New data emphasises mass timber’s role in low-carbon construction

A new Environmental Product Declaration (EPD) released for MASSLAM — a laminated timber product made using Tasmanian plantation hardwood by Australian Sustainable Hardwoods (ASH) with fibre from Western Junction Sawmill (WJS) — confirms its potential as a low-carbon structural alternative for multi-res and commercial construction projects.

The findings arrive at a time when the role of embodied carbon in construction is under increasing scrutiny.
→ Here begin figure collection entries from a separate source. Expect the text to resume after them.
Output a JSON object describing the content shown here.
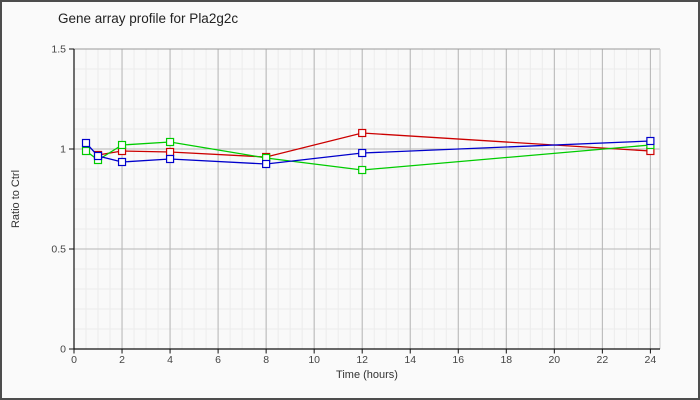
{
  "window": {
    "title": "Gene array profile for Pla2g2c"
  },
  "chart_data": {
    "type": "line",
    "title": "Gene array profile for Pla2g2c",
    "xlabel": "Time (hours)",
    "ylabel": "Ratio to Ctrl",
    "xlim": [
      0,
      24.4
    ],
    "ylim": [
      0,
      1.5
    ],
    "grid": true,
    "legend": false,
    "marker": "square",
    "x_minor_step": 0.5,
    "y_minor_step": 0.1,
    "x_ticks": {
      "values": [
        0,
        2,
        4,
        6,
        8,
        10,
        12,
        14,
        16,
        18,
        20,
        22,
        24
      ],
      "labels": [
        "0",
        "2",
        "4",
        "6",
        "8",
        "10",
        "12",
        "14",
        "16",
        "18",
        "20",
        "22",
        "24"
      ]
    },
    "y_ticks": {
      "values": [
        0,
        0.5,
        1,
        1.5
      ],
      "labels": [
        "0",
        "0.5",
        "1",
        "1.5"
      ]
    },
    "series": [
      {
        "name": "red",
        "color": "#cc0000",
        "x": [
          1,
          2,
          4,
          8,
          12,
          24
        ],
        "y": [
          0.97,
          0.99,
          0.985,
          0.96,
          1.08,
          0.99
        ]
      },
      {
        "name": "green",
        "color": "#00cc00",
        "x": [
          0.5,
          1,
          2,
          4,
          8,
          12,
          24
        ],
        "y": [
          0.99,
          0.945,
          1.02,
          1.035,
          0.955,
          0.895,
          1.02
        ]
      },
      {
        "name": "blue",
        "color": "#0000cc",
        "x": [
          0.5,
          1,
          2,
          4,
          8,
          12,
          24
        ],
        "y": [
          1.03,
          0.965,
          0.935,
          0.95,
          0.925,
          0.98,
          1.04
        ]
      }
    ]
  }
}
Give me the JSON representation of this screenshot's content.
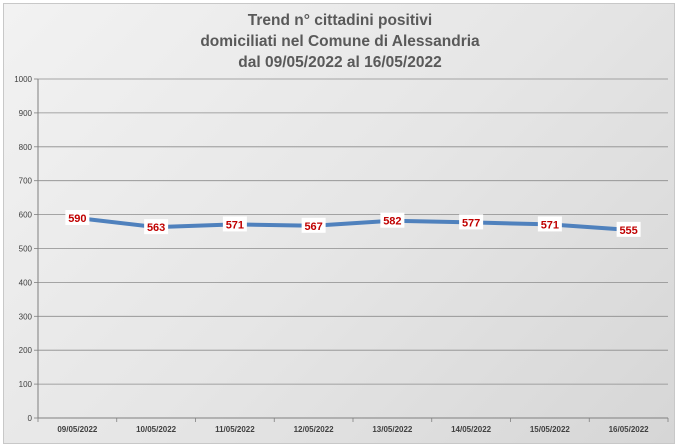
{
  "chart_data": {
    "type": "line",
    "title_lines": [
      "Trend n° cittadini positivi",
      "domiciliati nel Comune di Alessandria",
      "dal 09/05/2022 al 16/05/2022"
    ],
    "xlabel": "",
    "ylabel": "",
    "categories": [
      "09/05/2022",
      "10/05/2022",
      "11/05/2022",
      "12/05/2022",
      "13/05/2022",
      "14/05/2022",
      "15/05/2022",
      "16/05/2022"
    ],
    "series": [
      {
        "values": [
          590,
          563,
          571,
          567,
          582,
          577,
          571,
          555
        ],
        "color": "#4f81bd"
      }
    ],
    "ylim": [
      0,
      1000
    ],
    "yticks": [
      0,
      100,
      200,
      300,
      400,
      500,
      600,
      700,
      800,
      900,
      1000
    ],
    "grid": true,
    "legend": "none",
    "label_color": "#c00000"
  }
}
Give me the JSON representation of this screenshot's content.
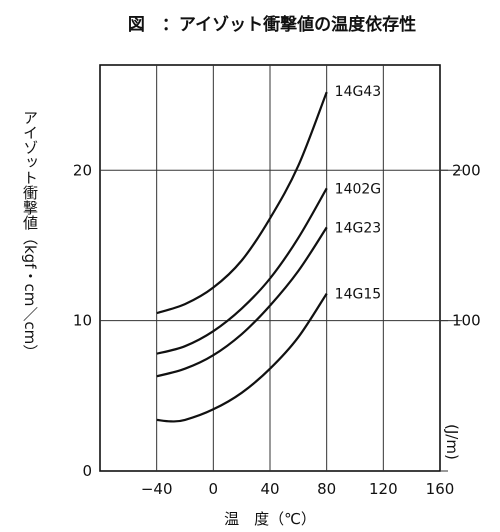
{
  "chart_data": {
    "type": "line",
    "title": "図　：アイゾット衝撃値の温度依存性",
    "xlabel": "温　度（℃）",
    "ylabel_left": "アイゾット衝撃値（kgf・cm／cm）",
    "ylabel_right": "(J/m)",
    "xlim": [
      -80,
      160
    ],
    "ylim": [
      0,
      27
    ],
    "x_ticks": [
      "−40",
      "0",
      "40",
      "80",
      "120",
      "160"
    ],
    "y_ticks_left": [
      "0",
      "10",
      "20"
    ],
    "y_ticks_right": [
      "100",
      "200"
    ],
    "grid": true,
    "series": [
      {
        "name": "14G43",
        "x": [
          -40,
          -20,
          0,
          20,
          40,
          60,
          80
        ],
        "y": [
          10.5,
          11.1,
          12.2,
          14.0,
          16.8,
          20.3,
          25.2
        ]
      },
      {
        "name": "1402G",
        "x": [
          -40,
          -20,
          0,
          20,
          40,
          60,
          80
        ],
        "y": [
          7.8,
          8.3,
          9.3,
          10.8,
          12.8,
          15.5,
          18.8
        ]
      },
      {
        "name": "14G23",
        "x": [
          -40,
          -20,
          0,
          20,
          40,
          60,
          80
        ],
        "y": [
          6.3,
          6.8,
          7.7,
          9.1,
          11.0,
          13.3,
          16.2
        ]
      },
      {
        "name": "14G15",
        "x": [
          -40,
          -30,
          -20,
          0,
          20,
          40,
          60,
          80
        ],
        "y": [
          3.4,
          3.3,
          3.4,
          4.1,
          5.2,
          6.8,
          8.9,
          11.8
        ]
      }
    ]
  }
}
The Green Building Council of Australia (GBCA), in its recent report Our Homes Weigh a Tonne, found that upfront emissions are now seven times more impactful than operational emissions over a building’s lifespan.
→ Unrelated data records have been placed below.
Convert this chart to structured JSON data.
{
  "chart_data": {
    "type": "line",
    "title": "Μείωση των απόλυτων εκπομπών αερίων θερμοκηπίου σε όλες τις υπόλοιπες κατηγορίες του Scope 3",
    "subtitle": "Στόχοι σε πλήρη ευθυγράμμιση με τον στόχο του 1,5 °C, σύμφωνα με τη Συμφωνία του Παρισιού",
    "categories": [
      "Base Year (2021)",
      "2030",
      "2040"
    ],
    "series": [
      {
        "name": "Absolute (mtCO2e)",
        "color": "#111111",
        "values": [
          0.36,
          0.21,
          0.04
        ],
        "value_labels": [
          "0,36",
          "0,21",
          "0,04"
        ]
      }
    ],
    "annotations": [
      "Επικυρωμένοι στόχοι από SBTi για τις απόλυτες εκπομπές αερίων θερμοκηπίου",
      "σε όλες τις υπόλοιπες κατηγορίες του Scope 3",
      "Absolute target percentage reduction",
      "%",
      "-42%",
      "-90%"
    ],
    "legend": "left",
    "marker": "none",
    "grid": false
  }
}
While the report focuses primarily on Class 1a dwellings, it highlights a broader trend that applies equally — and arguably more urgently — to more intensive building typologies – Class 2 (multi-residential) and Class 5 (commercial) buildings.

Upfront emissions from materials like concrete, brick and steel are now the dominant contributors to a building’s total lifecycle carbon.

As the electricity grid becomes greener, early-stage material choices are becoming the dominant factor in determining a building’s whole-of-life carbon footprint.

The newly released EPD for MASSLAM, independently verified under EN 15804 and ISO 14025, demonstrates a net carbon benefit of -748 kg CO₂e for every cubic metre used (A1–A3 stages, including biogenic carbon). This performance doesn’t just come from using renewable raw materials. It reflects a deliberate and integrated manufacturing approach:

• Biogenic carbon (carbon stored in trees during growth) account for -1,090 kg CO₂e per cubic metre in hardwood. Sustainable forestry practices ensure more wood fibre is grown than harvested.
• Vertical integration: ASH and supply partners WJS control from log to finished product. This gives complete visibility and control over sourcing, processing, energy use, and waste.
• Zero timber waste: All wood fibre received is used. Offcuts and sawdust from machining are repurposed — notably, sawdust fuels thermal energy for timber drying kilns, accounting for around 80% of total on-site energy consumption. This significantly reduces reliance on fossil fuels or grid electricity.
• On-site renewable power: Several NMIs (National Metering Identifiers) are in place across sites. The largest of these runs on 100% solar energy, further reducing operational emissions.

This carbon performance compares favourably to conventional structural materials such as concrete and steel, which typically incur substantial embodied emissions during production and early-stage transport.

In practical terms, this means a MASSLAM superstructure delivers a carbon benefit from day one. Traditional materials can require decades of operational savings to offset their initial impact. For projects targeting genuine decarbonisation, MASSLAM provides a substantial head start.

MASSLAM is manufactured using plantation-grown hardwood from Tasmania — fibre originally intended for pulp production but diverted to long-lived structural applications. The MASSLAM plant is capable of delivering the superstructure for the equivalent of 2,000 homes per annum using modern methods of construction (MMC).

The recently released Circularity Gap Report 2025 from thinkstep-anz confirms that despite increased awareness, Australia’s material circularity performance is declining. We’re consuming more and looping less — meaning immediate reductions in material carbon have become more critical than speculative recycling potential.

Mass timber superstructures like MASSLAM don’t rely on a future circular practice to deliver impact. They reduce emissions today, while remaining renewable, bio-based, and recyclable at end of life.

WJS and ASH Director and Business Development Manager, Daniel Wright, says “For project teams — especially those working on government or institutional buildings — this supports a growing shift toward bio-based, renewable materials that offer immediate and measurable reductions in emissions. Unlike many recycled or circular materials that rely on theoretical future reuse, which is yet to be realised, mass timber solutions like MASSLAM offer clear carbon savings at the point of construction”.

“In light of these findings”, Wright says, “some sustainability consultants are reconsidering the allocation of carbon reduction budgets. Instead of prioritising on-site renewable energy for buildings already capable of drawing energy from an increasingly renewable grid, there is an argument for reallocating investment toward a low-carbon structure, particularly where mass timber can displace high-emissions materials”.

Wright hopes this will result in a shift towards a more innovative building approach, explaining, “a large rooftop solar system for example, might reduce future emissions marginally over time. In contrast, replacing a concrete and steel frame with timber can cut several hundred tonnes of CO₂ upfront, based on current life cycle assessment (LCA) data. Mass timber structures can also be delivered 20-30% faster and cheaper, but lack of experience from cost assessors and head contractors comes with added contingency. The potential savings from eliminating rooftop systems might help motivate decision makers to learn a new way of construction”.

As the building sector works toward ambitious emissions targets, verified data like this helps designers, builders, and policymakers make informed, high-impact decisions.